Os ânimos foram tranquilizados com a intervenção da Polícia Rodoviária Federal, que pediu aos paraguaios que retornassem ao país vizinho. A chuva também ajudou a espantar os mais exaltados, obrigando os manifestantes a ficar debaixo de barracas de lonas durante o dia inteiro.
A barreira foi retomada depois da trégua do final de semana quando a passagem de pedestres e o tráfego foi liberada. A falta de solução para o problema já resultou em dez bloqueios na fronteira nas duas última semanas. Apesar dos protestos, os governos federal, estadual e municipal ainda não apresentaram uma solução para os cerca de 100 brasileiros expulsos das lojas de Ciudad del Este.
Os paraguaios estão irredutíveis e pretendem continuar expulsando os estrangeiros. Já os sindicalistas brasileiros avisam que vão manter a ponte fechada até que o governo paraguaio reveja a decisão e permita que os brasileiros continuem trabalhando nas lojas de Ciudad del Este, onde mais de 95% dos clientes são sacoleiros brasileiros.
Pelo menos cinco reuniões já foram realizadas para discutir o assunto. O vice-prefeito de Foz, Cláudio Rorato (PMDB), quatro vereadores e líderes sindicais tentaram ontem sensibilizar o prefeito de Ciudad del Este, Alicio Peralta Martínez, a presidência da Câmara e os vereadores. Mas a comitiva teve negado o pedido de suspensão da vistoria no comércio paraguaio por 30 dias. A brecha abriria um prazo para os brasileiros retirarem a carteira de migração. O documento é concedido para quem tem residência comprovada no país vizinho -principal exigência para trabalhar no Paraguai.
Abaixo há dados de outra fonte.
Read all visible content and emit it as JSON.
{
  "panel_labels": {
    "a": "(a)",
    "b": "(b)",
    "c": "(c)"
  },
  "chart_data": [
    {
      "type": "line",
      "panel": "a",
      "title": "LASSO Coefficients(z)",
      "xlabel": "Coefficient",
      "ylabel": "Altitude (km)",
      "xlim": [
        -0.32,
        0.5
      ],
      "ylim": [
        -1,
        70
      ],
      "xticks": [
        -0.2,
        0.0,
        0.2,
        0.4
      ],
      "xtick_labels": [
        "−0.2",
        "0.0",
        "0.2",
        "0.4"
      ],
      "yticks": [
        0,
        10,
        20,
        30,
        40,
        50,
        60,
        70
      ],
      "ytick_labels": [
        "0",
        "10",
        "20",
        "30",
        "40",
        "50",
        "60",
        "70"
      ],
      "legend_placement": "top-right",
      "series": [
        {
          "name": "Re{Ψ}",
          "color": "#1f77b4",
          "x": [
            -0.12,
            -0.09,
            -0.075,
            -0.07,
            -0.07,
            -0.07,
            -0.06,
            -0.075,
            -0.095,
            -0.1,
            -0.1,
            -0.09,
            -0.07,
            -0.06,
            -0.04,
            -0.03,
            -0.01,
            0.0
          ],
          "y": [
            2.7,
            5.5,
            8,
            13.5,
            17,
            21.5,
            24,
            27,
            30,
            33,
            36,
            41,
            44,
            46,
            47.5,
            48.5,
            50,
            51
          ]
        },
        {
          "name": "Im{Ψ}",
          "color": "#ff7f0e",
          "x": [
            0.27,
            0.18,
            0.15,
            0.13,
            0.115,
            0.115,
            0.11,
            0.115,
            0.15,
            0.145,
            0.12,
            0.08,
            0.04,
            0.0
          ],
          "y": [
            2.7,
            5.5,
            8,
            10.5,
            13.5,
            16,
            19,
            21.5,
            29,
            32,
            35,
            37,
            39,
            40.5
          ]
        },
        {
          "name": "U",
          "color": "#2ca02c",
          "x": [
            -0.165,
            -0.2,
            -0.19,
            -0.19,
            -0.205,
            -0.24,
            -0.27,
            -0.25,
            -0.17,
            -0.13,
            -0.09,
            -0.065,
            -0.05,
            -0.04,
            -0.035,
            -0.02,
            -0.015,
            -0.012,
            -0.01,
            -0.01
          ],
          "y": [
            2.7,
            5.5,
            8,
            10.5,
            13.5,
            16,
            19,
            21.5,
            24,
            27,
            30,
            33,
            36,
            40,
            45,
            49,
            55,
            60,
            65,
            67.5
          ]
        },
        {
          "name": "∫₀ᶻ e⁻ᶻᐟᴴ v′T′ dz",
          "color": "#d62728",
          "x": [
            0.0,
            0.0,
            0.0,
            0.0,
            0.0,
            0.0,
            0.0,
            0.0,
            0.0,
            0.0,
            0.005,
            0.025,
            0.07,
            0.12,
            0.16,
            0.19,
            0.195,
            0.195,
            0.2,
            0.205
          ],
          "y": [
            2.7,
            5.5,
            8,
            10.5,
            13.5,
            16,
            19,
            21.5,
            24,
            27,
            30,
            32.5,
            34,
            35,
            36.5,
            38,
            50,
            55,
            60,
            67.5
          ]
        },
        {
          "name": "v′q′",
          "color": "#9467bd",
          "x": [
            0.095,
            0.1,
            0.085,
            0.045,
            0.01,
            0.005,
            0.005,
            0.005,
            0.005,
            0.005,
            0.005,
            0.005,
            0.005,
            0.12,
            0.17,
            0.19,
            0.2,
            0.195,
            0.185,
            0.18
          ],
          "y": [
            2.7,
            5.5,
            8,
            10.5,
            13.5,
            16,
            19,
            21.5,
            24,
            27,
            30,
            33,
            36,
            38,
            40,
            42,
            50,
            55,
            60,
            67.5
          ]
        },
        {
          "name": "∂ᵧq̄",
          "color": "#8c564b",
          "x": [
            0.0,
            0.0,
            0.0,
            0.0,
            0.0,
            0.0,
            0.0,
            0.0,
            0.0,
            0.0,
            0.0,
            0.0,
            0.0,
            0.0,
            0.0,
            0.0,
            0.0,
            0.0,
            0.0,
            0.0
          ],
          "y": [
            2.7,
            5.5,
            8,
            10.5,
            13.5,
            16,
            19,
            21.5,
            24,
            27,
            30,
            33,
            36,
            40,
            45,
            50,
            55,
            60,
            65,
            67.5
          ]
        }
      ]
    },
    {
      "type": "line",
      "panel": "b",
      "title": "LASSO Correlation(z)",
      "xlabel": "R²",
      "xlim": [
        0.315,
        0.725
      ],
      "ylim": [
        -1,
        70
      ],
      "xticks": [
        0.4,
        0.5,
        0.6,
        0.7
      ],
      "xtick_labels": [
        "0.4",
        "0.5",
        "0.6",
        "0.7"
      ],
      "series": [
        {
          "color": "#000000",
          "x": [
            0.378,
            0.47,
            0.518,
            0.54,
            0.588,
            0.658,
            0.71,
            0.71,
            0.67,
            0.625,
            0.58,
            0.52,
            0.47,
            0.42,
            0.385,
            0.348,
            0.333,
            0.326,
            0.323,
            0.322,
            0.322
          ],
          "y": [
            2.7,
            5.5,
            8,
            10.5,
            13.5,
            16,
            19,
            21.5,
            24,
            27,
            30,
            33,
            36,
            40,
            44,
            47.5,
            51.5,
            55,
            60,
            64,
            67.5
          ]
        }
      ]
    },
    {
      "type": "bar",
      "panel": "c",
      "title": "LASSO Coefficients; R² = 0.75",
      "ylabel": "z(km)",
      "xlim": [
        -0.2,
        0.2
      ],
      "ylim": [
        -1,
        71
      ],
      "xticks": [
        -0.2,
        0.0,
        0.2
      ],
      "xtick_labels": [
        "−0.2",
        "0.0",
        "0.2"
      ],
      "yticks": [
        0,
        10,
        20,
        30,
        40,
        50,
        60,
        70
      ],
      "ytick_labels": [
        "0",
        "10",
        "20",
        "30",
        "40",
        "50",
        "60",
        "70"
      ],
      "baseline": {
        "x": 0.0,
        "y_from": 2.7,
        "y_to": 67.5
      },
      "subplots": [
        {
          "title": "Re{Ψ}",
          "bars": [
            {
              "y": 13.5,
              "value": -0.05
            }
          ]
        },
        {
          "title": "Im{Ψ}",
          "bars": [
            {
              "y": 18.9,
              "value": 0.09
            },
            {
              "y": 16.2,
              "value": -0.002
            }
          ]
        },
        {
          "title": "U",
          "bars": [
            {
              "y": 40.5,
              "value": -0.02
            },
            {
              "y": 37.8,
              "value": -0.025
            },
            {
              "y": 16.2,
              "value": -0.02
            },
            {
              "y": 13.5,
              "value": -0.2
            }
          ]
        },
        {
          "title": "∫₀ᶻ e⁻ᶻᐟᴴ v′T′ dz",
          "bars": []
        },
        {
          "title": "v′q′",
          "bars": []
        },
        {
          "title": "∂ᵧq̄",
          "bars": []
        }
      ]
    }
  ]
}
Segundo o vice-prefeito de Foz, ''eles estão intransigentes. Isso é um revanchismo esquisito. Está faltando bom senso'', avaliou.
Para os paraguaios, um recuo representaria o descumprimento da lei e traição ao acordo fechado com cerca de cinco mil manifestantes que desocuparam a Ponte da Amizade há duas semanas, após o governo assumir compromisso de retirar os ilegais do comércio. Prejudicaria ainda pretensões políticas as vésperas das eleições municipais que acontecerão em 18 de novembro.
O problema na fronteira está sob responsabilidade do secretário geral do Ministério das Relações Exteriores, Luiz Felipe de Seixas Correa. Segundo a assessoria do Itamaraty, o ministro Celso Lafer está em viagem a Washington (EUA). (Com agência)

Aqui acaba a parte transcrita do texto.